No, it's not safe, you need to use mysql_real_escape_string to escape $comment.
But, PDO is nothing difficult and make your code stronger.
// create the connection. something like mysql_connect/mysql_error
try {
$dbh = new PDO($dsn, $user, $password);
} catch (PDOException $e) {
echo 'Connection failed: ' . $e->getMessage();
}
// create the prepared statement.
$stmt = $dbh->prepare("INSERT INTO posts (postid, post_content) VALUES (?, ?)");
// execute it with parameters.
$stmt->execute(array('', $comment.'<br>'));
Yes this is dangerous. All someone has to do is put a single quote then the SQL code they want after. Use $comment = mysql_real_escape_string($comment) before this statement if you want to fix it the old way or use PDO prepared statements as the newer way. Here is a basic example from the documentation:
<?php
$stmt = $dbh->prepare("INSERT INTO REGISTRY (name, value) VALUES (:name, :value)");
$stmt->bindParam(':name', $name);
$stmt->bindParam(':value', $value);
// insert one row
$name = 'one';
$value = 1;
$stmt->execute();
// insert another row with different values
$name = 'two';
$value = 2;
$stmt->execute();
?>
This is susceptible to sql injection as your $comment is input from the user they may as well enter some SQL command and your PHP code will end up executing the same.

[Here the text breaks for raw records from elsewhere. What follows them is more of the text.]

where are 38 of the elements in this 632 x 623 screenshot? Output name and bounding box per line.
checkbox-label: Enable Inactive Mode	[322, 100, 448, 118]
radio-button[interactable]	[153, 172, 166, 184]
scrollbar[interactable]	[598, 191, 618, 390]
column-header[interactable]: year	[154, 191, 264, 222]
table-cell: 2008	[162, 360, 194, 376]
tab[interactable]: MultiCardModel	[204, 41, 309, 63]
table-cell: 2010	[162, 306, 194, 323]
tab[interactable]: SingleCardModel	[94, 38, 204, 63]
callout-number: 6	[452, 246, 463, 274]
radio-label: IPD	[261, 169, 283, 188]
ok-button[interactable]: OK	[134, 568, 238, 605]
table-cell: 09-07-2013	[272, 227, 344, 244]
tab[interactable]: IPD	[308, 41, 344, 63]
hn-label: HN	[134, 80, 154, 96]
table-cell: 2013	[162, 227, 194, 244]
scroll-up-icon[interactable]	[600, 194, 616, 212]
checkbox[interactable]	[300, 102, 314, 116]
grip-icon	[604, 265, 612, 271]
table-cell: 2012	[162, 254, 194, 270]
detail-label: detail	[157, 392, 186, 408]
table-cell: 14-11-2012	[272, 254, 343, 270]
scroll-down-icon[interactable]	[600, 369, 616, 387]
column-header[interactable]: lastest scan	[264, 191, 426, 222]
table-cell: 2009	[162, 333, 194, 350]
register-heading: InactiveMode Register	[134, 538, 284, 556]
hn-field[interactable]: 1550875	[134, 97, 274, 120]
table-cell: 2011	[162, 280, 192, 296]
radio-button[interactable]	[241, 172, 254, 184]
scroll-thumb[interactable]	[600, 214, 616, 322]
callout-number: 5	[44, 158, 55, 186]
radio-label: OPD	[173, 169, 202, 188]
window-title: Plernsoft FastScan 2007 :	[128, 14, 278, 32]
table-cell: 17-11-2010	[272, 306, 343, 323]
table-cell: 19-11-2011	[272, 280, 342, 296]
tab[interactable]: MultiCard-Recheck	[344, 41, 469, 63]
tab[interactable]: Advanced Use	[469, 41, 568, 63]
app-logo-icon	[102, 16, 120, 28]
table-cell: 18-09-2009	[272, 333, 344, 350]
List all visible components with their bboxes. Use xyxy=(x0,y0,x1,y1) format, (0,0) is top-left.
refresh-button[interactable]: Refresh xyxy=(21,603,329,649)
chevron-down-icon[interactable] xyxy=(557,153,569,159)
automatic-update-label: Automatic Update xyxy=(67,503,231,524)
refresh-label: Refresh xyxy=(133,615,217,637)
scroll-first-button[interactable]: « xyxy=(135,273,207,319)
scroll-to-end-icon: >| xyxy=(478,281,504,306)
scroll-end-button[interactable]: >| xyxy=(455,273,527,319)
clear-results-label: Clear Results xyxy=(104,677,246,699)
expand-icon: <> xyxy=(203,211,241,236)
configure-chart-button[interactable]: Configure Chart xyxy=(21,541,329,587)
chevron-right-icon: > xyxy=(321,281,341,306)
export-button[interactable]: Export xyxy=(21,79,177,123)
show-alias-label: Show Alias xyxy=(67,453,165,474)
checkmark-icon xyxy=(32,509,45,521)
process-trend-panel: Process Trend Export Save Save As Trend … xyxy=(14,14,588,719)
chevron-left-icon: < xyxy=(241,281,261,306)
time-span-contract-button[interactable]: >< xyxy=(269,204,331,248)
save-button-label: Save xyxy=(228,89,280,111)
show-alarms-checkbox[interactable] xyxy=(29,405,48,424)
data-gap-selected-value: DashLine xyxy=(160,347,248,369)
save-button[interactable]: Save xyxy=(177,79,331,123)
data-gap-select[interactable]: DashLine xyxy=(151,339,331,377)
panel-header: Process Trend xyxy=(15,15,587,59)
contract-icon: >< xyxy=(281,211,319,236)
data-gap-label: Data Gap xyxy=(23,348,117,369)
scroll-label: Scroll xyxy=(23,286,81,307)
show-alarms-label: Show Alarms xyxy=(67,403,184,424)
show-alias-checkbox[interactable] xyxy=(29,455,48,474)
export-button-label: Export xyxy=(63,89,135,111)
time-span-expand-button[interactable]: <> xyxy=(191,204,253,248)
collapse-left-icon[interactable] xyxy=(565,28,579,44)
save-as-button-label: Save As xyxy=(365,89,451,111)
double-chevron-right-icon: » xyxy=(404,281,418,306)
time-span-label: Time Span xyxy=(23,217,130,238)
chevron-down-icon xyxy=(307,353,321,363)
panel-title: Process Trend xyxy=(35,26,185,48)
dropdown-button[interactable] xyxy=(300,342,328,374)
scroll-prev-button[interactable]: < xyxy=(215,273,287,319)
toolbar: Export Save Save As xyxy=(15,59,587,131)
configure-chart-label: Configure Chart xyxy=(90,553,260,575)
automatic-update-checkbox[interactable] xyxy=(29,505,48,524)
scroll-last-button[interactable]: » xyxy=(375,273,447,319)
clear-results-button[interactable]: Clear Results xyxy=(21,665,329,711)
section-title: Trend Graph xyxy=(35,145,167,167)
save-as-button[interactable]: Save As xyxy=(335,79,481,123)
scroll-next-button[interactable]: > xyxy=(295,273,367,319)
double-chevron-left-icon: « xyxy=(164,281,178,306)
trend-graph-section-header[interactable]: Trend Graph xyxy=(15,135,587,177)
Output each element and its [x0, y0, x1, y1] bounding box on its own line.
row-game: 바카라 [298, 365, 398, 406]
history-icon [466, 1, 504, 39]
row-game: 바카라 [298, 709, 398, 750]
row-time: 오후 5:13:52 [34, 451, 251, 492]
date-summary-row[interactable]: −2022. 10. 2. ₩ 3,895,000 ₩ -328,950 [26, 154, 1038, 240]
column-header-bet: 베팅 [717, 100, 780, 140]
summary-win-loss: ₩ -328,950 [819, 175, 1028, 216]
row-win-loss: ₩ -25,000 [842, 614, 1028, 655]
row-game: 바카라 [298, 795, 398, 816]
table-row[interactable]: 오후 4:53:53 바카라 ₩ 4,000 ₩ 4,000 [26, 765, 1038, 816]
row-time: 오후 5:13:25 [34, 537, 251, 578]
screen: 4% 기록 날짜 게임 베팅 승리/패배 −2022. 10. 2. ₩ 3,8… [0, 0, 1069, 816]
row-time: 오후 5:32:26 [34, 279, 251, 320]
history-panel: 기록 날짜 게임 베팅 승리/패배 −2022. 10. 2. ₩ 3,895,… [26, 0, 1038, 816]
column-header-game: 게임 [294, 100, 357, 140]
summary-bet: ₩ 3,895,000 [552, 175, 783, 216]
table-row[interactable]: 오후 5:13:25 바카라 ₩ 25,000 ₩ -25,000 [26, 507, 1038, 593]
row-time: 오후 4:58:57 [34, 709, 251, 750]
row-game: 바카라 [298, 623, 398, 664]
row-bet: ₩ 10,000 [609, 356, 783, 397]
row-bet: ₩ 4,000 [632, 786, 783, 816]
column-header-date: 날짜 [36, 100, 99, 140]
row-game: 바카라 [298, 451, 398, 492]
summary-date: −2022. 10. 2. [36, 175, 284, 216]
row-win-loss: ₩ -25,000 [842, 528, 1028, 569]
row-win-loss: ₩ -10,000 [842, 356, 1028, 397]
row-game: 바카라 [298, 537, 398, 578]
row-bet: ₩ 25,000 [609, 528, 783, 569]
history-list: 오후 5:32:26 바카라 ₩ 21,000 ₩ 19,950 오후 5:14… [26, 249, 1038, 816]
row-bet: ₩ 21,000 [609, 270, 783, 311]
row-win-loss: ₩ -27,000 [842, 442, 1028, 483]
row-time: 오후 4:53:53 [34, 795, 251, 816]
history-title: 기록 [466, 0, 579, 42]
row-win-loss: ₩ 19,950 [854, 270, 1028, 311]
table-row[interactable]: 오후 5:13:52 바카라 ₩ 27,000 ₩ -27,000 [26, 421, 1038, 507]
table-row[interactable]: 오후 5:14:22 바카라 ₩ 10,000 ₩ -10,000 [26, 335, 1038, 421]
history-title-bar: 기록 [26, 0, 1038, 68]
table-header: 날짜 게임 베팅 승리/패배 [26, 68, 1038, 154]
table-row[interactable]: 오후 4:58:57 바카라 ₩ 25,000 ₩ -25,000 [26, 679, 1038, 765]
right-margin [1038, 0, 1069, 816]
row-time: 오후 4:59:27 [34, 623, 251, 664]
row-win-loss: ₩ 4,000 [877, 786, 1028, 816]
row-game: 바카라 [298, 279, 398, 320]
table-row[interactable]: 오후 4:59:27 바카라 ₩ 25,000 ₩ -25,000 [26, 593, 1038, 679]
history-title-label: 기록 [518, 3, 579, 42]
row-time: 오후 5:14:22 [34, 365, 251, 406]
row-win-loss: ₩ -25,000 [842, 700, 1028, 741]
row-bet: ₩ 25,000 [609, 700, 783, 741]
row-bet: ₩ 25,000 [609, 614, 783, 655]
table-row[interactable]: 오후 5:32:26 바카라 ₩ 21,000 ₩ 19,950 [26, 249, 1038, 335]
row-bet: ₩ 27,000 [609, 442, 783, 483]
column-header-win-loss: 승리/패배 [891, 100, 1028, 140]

Consider $comment value is set to 'TRUNCATE TABLE USERS;' the USERS table could be anything which might be critical for your app.
In PHP I believe you safeguard against sql injection by using mysql_real_escape_string(). Read up on it.
Refer this doc for details abt SQL innjection: https://docs.google.com/document/d/1rO_LCBKJY0puvRhPhAfTD2iNVPfR4e9KiKDpDE2enMI/edit?pli=1
Binding form input data to mysql query is the perfect solution to the sql injection. Use binaParam method for this purpose.
No, judging only by the code you’ve posted here, you are not protected against SQL injections. Here’s a simple example for $comment:
'), (null, (select concat(user(),':',password) s from mysql.user where concat(user,'#',host)=user() LIMIT 1) --
This will add another row containing the login credentials of the current user. With LOAD_FILE he could also be able to read files from your file system. He could also write arbitrary files on the file system:
' + (select '<?php echo "Hello, World!";' into dumpfile '/path/to/your/document_root/foobar.php')) --
With this technique the attacker could upload arbitrary files to your server, e. g. a web shell to run arbitrary commands on your system.
So you definitely must protect yourself against SQL injections whereby automatic escaping using prepared statements or parameterized statements is favored over manual escaping using functions like mysql_real_escape_string.